ShadowBrokers is now auctioning SECONDDATE along with other NSA-built ‘cyber weapons’. This is the first time NSA software would be made available for usage outside the security agency.
Majid says that while SECONDDATE is a robust tool aimed at penetrating defences if you don’t have the right security in place, the hacking becomes much easier. “I wouldn’t be surprised if our authorities don’t have the requisite security and their devices might be vulnerable to spam that exploits bugs in your Gmail account. Some might even be enticed to click-baits on malicious links.”
A senior official who works with a sensitive agency rubbished the claims, saying that the digital security of the Pakistani authorities was at par with global standards. “I would be surprised if the reports of Pakistani mobile networks being hacked hold any truth, but the claims that our leaders’ digital security has been breached is downright absurd,” he said. Meanwhile, an FIA official confirmed that no complaints have been received over security breaches of the mobile networks.
These revelations have brought back into focus Pakistan’s ability to handle such cybercrimes, not just internally but internationally. Section 1(4) of the Prevention of Electronic Crimes Act states that the cybercrime law shall “also apply to any act committed outside Pakistan by any person if the act constitutes an offence under this Act and affects a person, property, information system or data located in Pakistan.” And Section 42 (4) of the Act on “International Cooperation”, permits the Government of Pakistan to “send and answer requests [through the designated agency] for mutual assistance the execution of such requests or their transmission to the authorities competent for their execution.”

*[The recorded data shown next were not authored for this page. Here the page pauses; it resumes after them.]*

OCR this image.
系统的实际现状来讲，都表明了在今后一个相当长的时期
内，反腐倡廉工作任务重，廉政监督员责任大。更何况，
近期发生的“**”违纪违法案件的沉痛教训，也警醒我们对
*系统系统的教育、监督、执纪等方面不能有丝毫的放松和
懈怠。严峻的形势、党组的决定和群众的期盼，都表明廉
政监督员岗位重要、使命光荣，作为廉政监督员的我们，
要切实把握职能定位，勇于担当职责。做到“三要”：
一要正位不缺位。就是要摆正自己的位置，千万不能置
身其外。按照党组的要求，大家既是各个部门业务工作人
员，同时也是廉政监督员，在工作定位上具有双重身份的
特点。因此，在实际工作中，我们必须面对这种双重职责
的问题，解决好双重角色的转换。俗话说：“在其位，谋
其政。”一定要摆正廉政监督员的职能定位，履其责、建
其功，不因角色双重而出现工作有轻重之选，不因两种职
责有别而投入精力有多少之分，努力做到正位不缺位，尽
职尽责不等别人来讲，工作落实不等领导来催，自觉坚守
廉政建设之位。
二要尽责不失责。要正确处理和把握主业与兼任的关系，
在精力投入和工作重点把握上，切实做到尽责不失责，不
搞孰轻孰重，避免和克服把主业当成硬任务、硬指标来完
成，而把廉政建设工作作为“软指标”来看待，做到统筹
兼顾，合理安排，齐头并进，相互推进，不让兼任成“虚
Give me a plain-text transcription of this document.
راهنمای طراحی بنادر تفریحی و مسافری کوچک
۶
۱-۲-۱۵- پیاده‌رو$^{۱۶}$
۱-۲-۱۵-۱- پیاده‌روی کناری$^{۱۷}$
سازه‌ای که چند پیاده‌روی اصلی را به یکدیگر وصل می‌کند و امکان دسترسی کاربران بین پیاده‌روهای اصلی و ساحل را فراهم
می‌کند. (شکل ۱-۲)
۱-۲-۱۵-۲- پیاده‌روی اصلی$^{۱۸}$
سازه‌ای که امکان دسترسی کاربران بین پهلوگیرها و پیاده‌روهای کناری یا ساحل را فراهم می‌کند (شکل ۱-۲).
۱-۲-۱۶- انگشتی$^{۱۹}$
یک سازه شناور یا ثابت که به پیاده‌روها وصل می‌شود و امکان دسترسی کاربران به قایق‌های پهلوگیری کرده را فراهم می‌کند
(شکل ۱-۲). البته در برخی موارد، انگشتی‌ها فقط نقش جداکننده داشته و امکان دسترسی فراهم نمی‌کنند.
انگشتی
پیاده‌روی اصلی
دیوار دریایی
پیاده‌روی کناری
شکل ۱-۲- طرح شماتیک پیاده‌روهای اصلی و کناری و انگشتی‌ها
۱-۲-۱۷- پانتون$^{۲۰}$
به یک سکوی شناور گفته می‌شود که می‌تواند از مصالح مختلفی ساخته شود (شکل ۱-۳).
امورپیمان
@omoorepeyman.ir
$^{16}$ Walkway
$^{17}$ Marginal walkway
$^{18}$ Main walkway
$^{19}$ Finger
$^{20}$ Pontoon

But since different regions have varying levels of legislative recognition of cybercrime, finding international consensus on hacking, for instance, can be difficult, warns Digital Rights Foundation Founder Nighat Dad. “The 2001 Convention on Cybercrime, for instance, has not received sufficient ratification,” she says. “There are, at present, no international laws that directly deal with the possibility of intelligence agencies hacking other country networks.”
Given international trends and concerns of China and Russia being suspected of hacking US and European networks, however, this may change, Nighat Dad believes. She says Pakistan makes it compulsory for the telecom companies to beef up their privacy policies. “Even though these companies – nearly all of whom are owned by foreign companies and in some instances by foreign governments – have stated that they take privacy and data protection seriously, the absence of stringent data protection legislation in Pakistan does make it compulsory for them to keep their privacy policies up to date.”
She says companies the likes of Mobilink should not just plug in the gaps in their security, but also examine their software and hardware setups, to ensure that there is no malignant malware. “They should also implement stronger encryption and best practices regarding intra-company and customer data sharing, and send out immediate alerts to customers in the event of a breach.”